I see zero point (apart from navel-gazing/debating for fun, which can be very fun) in analysing theoretical worlds using IR theory. Game of Thrones can tell us zip about the world we inhabit, not least because dragons aren’t directly comparable to nuclear weapons, and the thirty years war didn’t involve unstoppable armies of undead. That said, there’s bits and pieces that I do think are useful in teaching concepts, but these tend to be entirely abstract from the world that they inhabit. Writers, storytellers and so on make their living by exploring quite deep issues in fractions of the time that academics take to pore over the same concepts. Take this scene in Game of Thrones, for instance:

The original (written) version is posed this way:

In a room sit three great men, a king, a priest, and a rich man with his gold. Between them stands a sellsword, a little man of common birth and no great mind. Each of the great ones bids him slay the other two. ‘Do it,’ says the king, ‘for I am your lawful ruler.’ ‘Do it,’ says the priest, ‘for I command you in the names of the gods.’ ‘Do it,’ says the rich man, ‘and all this gold shall be yours.’ So tell me- who lives and who dies?

And later discussed:

“Oh, I think not,” Varys said, swirling the wine in his cup. “Power is a curious thing, my lord. Perchance you have considered the riddle I posed you that day in the inn?”
“It has crossed my mind a time or two,” Tyrion admitted. “The king, the priest, the rich man—who lives and who dies? Who will the swordsman obey? It’s a riddle without an answer, or rather, too many answers. All depends on the man with the sword.”
“And yet he is no one,” Varys said. “He has neither crown nor gold nor favor of the gods, only a piece of pointed steel.”
“That piece of steel is the power of life and death.”
“Just so… yet if it is the swordsmen who rule us in truth, who do we pretend our kings hold the power? Why should a strong man with a sword ever obey a child king like Joffrey, or a wine-sodden oaf like his father?”
“Because these child kings and drunken oafs can call other strong men, with other swords.”
“Then these other swordsmen have the true power. Or do they?” Varys smiled. “Some say knowledge is power. Some tell us that all power comes from the gods. Others say it derives from law. Yet that day on the steps of Baelor’s Sept, our godly High Septon and the lawful Queen Regent and your ever-so-knowledgeable servant were as powerless as any cobbler or cooper in the crowd. Who truly killed Eddard Stark, do you think? Joffrey, who gave the command? Ser Ilyn Payne, who swung the sword? Or… another?”
Tyrion cocked his head sideways. “Did you mean to answer your damned riddle, or only to make my head ache worse?”
Varys smiled. “Here, then. Power resides where men believe it resides. No more and no less.”
“So power is a mummer’s trick?”
“A shadow on the wall,” Varys murmured, “yet shadows can kill.
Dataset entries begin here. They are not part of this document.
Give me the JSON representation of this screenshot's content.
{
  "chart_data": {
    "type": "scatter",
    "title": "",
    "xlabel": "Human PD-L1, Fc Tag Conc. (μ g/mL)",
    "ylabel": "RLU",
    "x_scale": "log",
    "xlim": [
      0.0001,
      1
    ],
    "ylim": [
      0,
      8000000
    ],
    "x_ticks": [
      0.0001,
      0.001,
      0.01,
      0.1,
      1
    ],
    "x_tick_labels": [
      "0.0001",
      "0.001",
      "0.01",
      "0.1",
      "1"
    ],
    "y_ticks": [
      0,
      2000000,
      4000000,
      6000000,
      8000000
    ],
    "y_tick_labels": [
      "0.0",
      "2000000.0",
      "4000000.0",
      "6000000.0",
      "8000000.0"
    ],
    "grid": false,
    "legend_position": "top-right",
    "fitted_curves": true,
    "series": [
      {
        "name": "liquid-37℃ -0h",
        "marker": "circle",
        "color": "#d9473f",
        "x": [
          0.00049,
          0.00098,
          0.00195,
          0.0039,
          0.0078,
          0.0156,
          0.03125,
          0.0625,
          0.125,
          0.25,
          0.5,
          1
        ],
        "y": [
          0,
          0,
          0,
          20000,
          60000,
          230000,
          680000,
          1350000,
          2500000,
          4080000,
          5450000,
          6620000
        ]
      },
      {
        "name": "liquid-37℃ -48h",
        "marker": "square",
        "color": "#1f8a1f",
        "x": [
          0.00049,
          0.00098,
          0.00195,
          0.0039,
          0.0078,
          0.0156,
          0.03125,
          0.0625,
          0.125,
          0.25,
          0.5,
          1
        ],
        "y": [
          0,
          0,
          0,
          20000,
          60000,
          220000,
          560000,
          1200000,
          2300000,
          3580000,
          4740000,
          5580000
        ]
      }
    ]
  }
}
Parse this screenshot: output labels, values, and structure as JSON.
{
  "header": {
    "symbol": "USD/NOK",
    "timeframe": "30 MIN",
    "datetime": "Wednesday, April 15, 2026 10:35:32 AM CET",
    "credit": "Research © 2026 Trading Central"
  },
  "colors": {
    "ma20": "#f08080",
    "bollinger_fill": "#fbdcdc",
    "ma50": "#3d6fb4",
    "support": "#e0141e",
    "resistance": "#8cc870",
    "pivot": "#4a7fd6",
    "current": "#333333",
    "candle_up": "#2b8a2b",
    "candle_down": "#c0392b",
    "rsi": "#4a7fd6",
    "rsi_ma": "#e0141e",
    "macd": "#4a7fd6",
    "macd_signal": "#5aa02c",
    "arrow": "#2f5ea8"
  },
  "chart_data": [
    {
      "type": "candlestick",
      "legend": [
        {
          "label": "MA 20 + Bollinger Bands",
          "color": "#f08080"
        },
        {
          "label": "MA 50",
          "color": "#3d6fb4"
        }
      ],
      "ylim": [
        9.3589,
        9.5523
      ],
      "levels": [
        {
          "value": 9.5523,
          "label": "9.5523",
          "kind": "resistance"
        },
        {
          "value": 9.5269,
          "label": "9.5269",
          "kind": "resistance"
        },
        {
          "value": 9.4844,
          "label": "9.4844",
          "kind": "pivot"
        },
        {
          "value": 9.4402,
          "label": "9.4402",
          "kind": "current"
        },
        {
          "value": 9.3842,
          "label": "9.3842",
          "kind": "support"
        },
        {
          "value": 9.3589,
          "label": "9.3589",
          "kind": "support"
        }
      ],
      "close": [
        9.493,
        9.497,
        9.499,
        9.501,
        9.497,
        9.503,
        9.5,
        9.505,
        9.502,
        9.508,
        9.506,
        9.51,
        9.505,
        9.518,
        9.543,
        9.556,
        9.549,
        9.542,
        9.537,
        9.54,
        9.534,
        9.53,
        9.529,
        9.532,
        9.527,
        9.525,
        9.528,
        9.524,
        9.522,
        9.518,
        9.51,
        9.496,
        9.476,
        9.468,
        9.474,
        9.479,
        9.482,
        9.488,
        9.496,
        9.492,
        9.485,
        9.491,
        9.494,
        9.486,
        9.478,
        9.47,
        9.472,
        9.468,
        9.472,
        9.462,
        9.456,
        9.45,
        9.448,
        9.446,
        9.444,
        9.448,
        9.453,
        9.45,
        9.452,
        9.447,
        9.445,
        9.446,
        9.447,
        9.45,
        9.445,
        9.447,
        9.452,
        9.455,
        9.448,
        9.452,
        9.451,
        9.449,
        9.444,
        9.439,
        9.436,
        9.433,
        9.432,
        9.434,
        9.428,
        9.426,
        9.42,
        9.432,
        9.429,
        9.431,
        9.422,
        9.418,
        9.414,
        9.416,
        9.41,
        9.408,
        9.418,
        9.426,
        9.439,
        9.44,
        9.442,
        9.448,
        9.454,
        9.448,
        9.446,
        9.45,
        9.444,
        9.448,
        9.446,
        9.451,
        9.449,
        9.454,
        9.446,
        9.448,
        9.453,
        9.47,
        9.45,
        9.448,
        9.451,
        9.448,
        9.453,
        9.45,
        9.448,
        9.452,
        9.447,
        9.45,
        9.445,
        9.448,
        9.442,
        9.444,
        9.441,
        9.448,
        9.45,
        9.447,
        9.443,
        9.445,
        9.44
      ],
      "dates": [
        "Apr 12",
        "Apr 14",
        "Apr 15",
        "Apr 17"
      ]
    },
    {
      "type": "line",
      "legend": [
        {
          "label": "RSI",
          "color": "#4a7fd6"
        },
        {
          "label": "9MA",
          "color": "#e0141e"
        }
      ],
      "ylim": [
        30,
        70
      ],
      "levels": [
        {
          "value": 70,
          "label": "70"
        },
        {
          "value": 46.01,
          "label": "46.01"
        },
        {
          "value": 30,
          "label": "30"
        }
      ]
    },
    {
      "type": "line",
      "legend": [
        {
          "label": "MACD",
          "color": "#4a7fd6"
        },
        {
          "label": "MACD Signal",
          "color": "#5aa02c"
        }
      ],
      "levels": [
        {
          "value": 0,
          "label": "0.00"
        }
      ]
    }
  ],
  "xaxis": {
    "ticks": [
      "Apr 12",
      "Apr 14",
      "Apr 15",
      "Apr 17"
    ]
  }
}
And ofttimes a very small man can cast a very large shadow.”
Tyrion smiled. “Lord Varys, I am growing strangely fond of you. I may kill you yet, but I think I’d feel sad about it.”
“I will take that as high praise.”

I find posing the riddle to be a great way to start discussions on power as a concept, both in terms of political theory and international relations. More to the point, it’s also a great way to introduce critiques of frames (We assume that the sellsword is going to kill someone, why?) as well as identifying subtle bias (Why aren’t the imagined characters female? Would that change anything?). Beyond that, however, it’s necessary to get back to the real world.